Most anytime I have done or seen direct burial with multiple conductors/cables maintaining spacing is never achieved, though the larger the conductor/cable the more it naturally sort of occurs anyway.
 
I wasn't worried about the spacing of the conductors for temperature correction. My thoughts were more on how the spacing would affect the current flow under fault conditions. The closer the better from what I understand.

My one and only failure:roll: :happysad:had to do with a temporary feeder we buried with no thoughts of spacing or bundling. VD was calculated for FLA. A year or two later a bolted line to ground fault at the far end would not blow the 60 amp fuses. Voltage would dip low enough to drop out the control first.
 
I wasn't worried about the spacing of the conductors for temperature correction. My thoughts were more on how the spacing would affect the current flow under fault conditions. The closer the better from what I understand.

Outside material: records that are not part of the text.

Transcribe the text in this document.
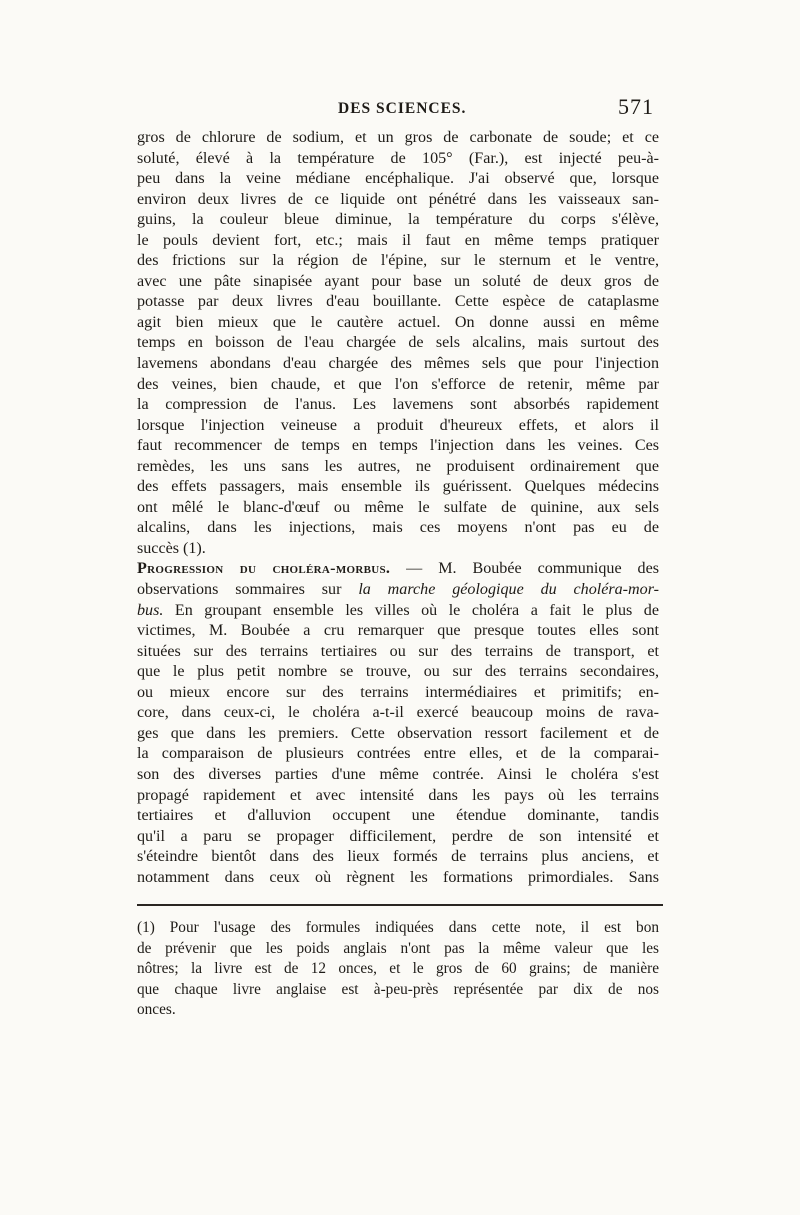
DES SCIENCES.	571
gros de chlorure de sodium, et un gros de carbonate de soude; et ce
soluté, élevé à la température de 105° (Far.), est injecté peu-à-
peu dans la veine médiane encéphalique. J'ai observé que, lorsque
environ deux livres de ce liquide ont pénétré dans les vaisseaux san-
guins, la couleur bleue diminue, la température du corps s'élève,
le pouls devient fort, etc.; mais il faut en même temps pratiquer
des frictions sur la région de l'épine, sur le sternum et le ventre,
avec une pâte sinapisée ayant pour base un soluté de deux gros de
potasse par deux livres d'eau bouillante. Cette espèce de cataplasme
agit bien mieux que le cautère actuel. On donne aussi en même
temps en boisson de l'eau chargée de sels alcalins, mais surtout des
lavemens abondans d'eau chargée des mêmes sels que pour l'injection
des veines, bien chaude, et que l'on s'efforce de retenir, même par
la compression de l'anus. Les lavemens sont absorbés rapidement
lorsque l'injection veineuse a produit d'heureux effets, et alors il
faut recommencer de temps en temps l'injection dans les veines. Ces
remèdes, les uns sans les autres, ne produisent ordinairement que
des effets passagers, mais ensemble ils guérissent. Quelques médecins
ont mêlé le blanc-d'œuf ou même le sulfate de quinine, aux sels
alcalins, dans les injections, mais ces moyens n'ont pas eu de
succès (1).
Progression du choléra-morbus. — M. Boubée communique des
observations sommaires sur la marche géologique du choléra-mor-
bus. En groupant ensemble les villes où le choléra a fait le plus de
victimes, M. Boubée a cru remarquer que presque toutes elles sont
situées sur des terrains tertiaires ou sur des terrains de transport, et
que le plus petit nombre se trouve, ou sur des terrains secondaires,
ou mieux encore sur des terrains intermédiaires et primitifs; en-
core, dans ceux-ci, le choléra a-t-il exercé beaucoup moins de rava-
ges que dans les premiers. Cette observation ressort facilement et de
la comparaison de plusieurs contrées entre elles, et de la comparai-
son des diverses parties d'une même contrée. Ainsi le choléra s'est
propagé rapidement et avec intensité dans les pays où les terrains
tertiaires et d'alluvion occupent une étendue dominante, tandis
qu'il a paru se propager difficilement, perdre de son intensité et
s'éteindre bientôt dans des lieux formés de terrains plus anciens, et
notamment dans ceux où règnent les formations primordiales. Sans
(1) Pour l'usage des formules indiquées dans cette note, il est bon
de prévenir que les poids anglais n'ont pas la même valeur que les
nôtres; la livre est de 12 onces, et le gros de 60 grains; de manière
que chaque livre anglaise est à-peu-près représentée par dix de nos
onces.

My one and only failure:roll: :happysad:had to do with a temporary feeder we buried with no thoughts of spacing or bundling. VD was calculated for FLA. A year or two later a bolted line to ground fault at the far end would not blow the 60 amp fuses. Voltage would dip low enough to drop out the control first.
If you are talking irrigation applications - multiplexed conductors is about as good as you are going to get, but the distance we sometimes deal with you still see 60 amp fuse that won't blow or takes a long time to blow because of resistance of the run. But yes closer proximity reduces inductive/capacitive effects. We have a fair amount of old irrigation services that were originally corner ground delta - only three wires were buried. Then in mid to late 1980's POCO decided they don't want corner ground delta systems anymore so they came out and trenched in a fourth wire (which became the neutral), but put it about 5 feet minimum away from existing lines just to make sure they didn't dig into existing lines. Not sure that was all that wise of a decision.
 
If you are talking irrigation applications - multiplexed conductors is about as good as you are going to get, but the distance we sometimes deal with you still see 60 amp fuse that won't blow or takes a long time to blow because of resistance of the run. But yes closer proximity reduces inductive/capacitive effects. We have a fair amount of old irrigation services that were originally corner ground delta - only three wires were buried. Then in mid to late 1980's POCO decided they don't want corner ground delta systems anymore so they came out and trenched in a fourth wire (which became the neutral), but put it about 5 feet minimum away from existing lines just to make sure they didn't dig into existing lines. Not sure that was all that wise of a decision.


I did that just once. Didn’t like it then either.